One observe that they are only two different values of x: 1.06 and 0.91

On the other hand they are three parameters to optimise: P0, P1 and P2. This is too much.

In other words an infinity of exponential curves can be found to fit the two clusters of points. The differences between the curves can be due to slight difference of the computation methods of non-linear regression especially due to the methods to chose the initial values of the iterative process.

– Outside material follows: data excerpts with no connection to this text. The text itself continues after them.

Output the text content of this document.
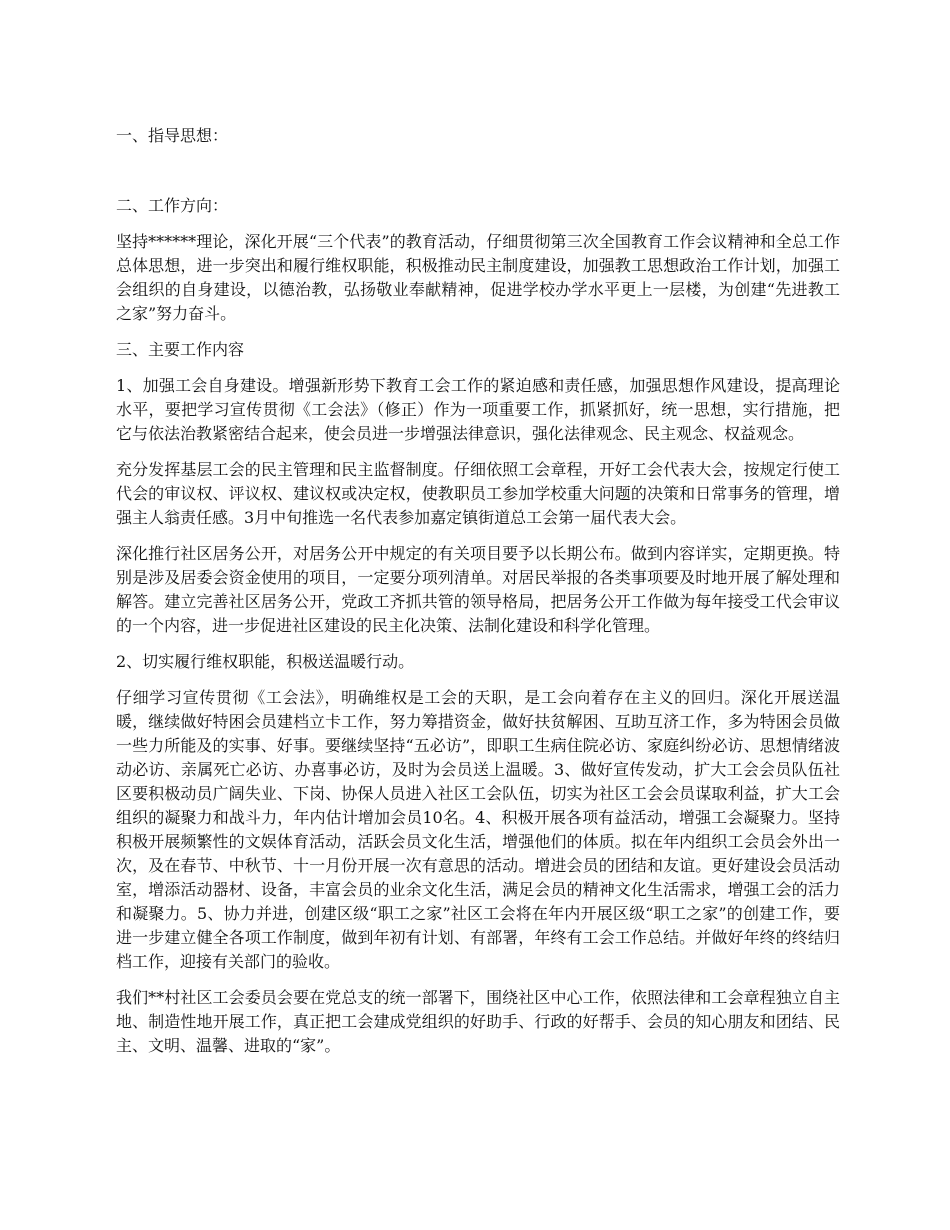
一、指导思想：

二、工作方向：

坚持******理论，深化开展“三个代表”的教育活动，仔细贯彻第三次全国教育工作会议精神和全总工作总体思想，进一步突出和履行维权职能，积极推动民主制度建设，加强教工思想政治工作计划，加强工会组织的自身建设，以德治教，弘扬敬业奉献精神，促进学校办学水平更上一层楼，为创建“先进教工之家”努力奋斗。

三、主要工作内容

1、加强工会自身建设。增强新形势下教育工会工作的紧迫感和责任感，加强思想作风建设，提高理论水平，要把学习宣传贯彻《工会法》（修正）作为一项重要工作，抓紧抓好，统一思想，实行措施，把它与依法治教紧密结合起来，使会员进一步增强法律意识，强化法律观念、民主观念、权益观念。

充分发挥基层工会的民主管理和民主监督制度。仔细依照工会章程，开好工会代表大会，按规定行使工代会的审议权、评议权、建议权或决定权，使教职员工参加学校重大问题的决策和日常事务的管理，增强主人翁责任感。3月中旬推选一名代表参加嘉定镇街道总工会第一届代表大会。

深化推行社区居务公开，对居务公开中规定的有关项目要予以长期公布。做到内容详实，定期更换。特别是涉及居委会资金使用的项目，一定要分项列清单。对居民举报的各类事项要及时地开展了解处理和解答。建立完善社区居务公开，党政工齐抓共管的领导格局，把居务公开工作做为每年接受工代会审议的一个内容，进一步促进社区建设的民主化决策、法制化建设和科学化管理。

2、切实履行维权职能，积极送温暖行动。

仔细学习宣传贯彻《工会法》，明确维权是工会的天职，是工会向着存在主义的回归。深化开展送温暖，继续做好特困会员建档立卡工作，努力筹措资金，做好扶贫解困、互助互济工作，多为特困会员做一些力所能及的实事、好事。要继续坚持“五必访”，即职工生病住院必访、家庭纠纷必访、思想情绪波动必访、亲属死亡必访、办喜事必访，及时为会员送上温暖。3、做好宣传发动，扩大工会会员队伍社区要积极动员广阔失业、下岗、协保人员进入社区工会队伍，切实为社区工会会员谋取利益，扩大工会组织的凝聚力和战斗力，年内估计增加会员10名。4、积极开展各项有益活动，增强工会凝聚力。坚持积极开展频繁性的文娱体育活动，活跃会员文化生活，增强他们的体质。拟在年内组织工会员会外出一次，及在春节、中秋节、十一月份开展一次有意思的活动。增进会员的团结和友谊。更好建设会员活动室，增添活动器材、设备，丰富会员的业余文化生活，满足会员的精神文化生活需求，增强工会的活力和凝聚力。5、协力并进，创建区级“职工之家”社区工会将在年内开展区级“职工之家”的创建工作，要进一步建立健全各项工作制度，做到年初有计划、有部署，年终有工会工作总结。并做好年终的终结归档工作，迎接有关部门的验收。

我们**村社区工会委员会要在党总支的统一部署下，围绕社区中心工作，依照法律和工会章程独立自主地、制造性地开展工作，真正把工会建成党组织的好助手、行政的好帮手、会员的知心朋友和团结、民主、文明、温馨、进取的“家”。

In this particular case a simple linear regression would be without ambiguity.

By comparison:

Thus both Igor and Curve_fit give excellent fitting: The points are very close to both curves. One understand that infinity many other exponential fuctions would fit as well.

---

Set 2:

x = [ 1.36, 1.44, 1.41, 1.745, 2.25, 1.42, 1.45, 1.5, 1.58]

y = [ 648, 618, 636, 485, 384, 639, 630, 583, 529]

The difficulty that you meet might be due to the choice of "guessed" initial values of the parameters which are required to start the iterative process of nonlinear regression.

In order to check this hypothesis one can use a different method which doesn't need initial guessed values. The MathCad code and numerical calculus are shown below.

Don't be surprised if the values of the parameters that you get with your software are slightly different from the above values (a, b, c). The criteria of fitting implicitly set in your software is probably different from the criteria of fitting set in my software.

Blue curve: The method of regression is a Least Mean Square Errors wrt a linear integral equation to which the exponential equation is solution. Ref.: https://fr.scribd.com/doc/14674814/Regressions-et-equations-integrales

This non-standard method isn't iterative and doesn't require initial "guessed" values of parameters.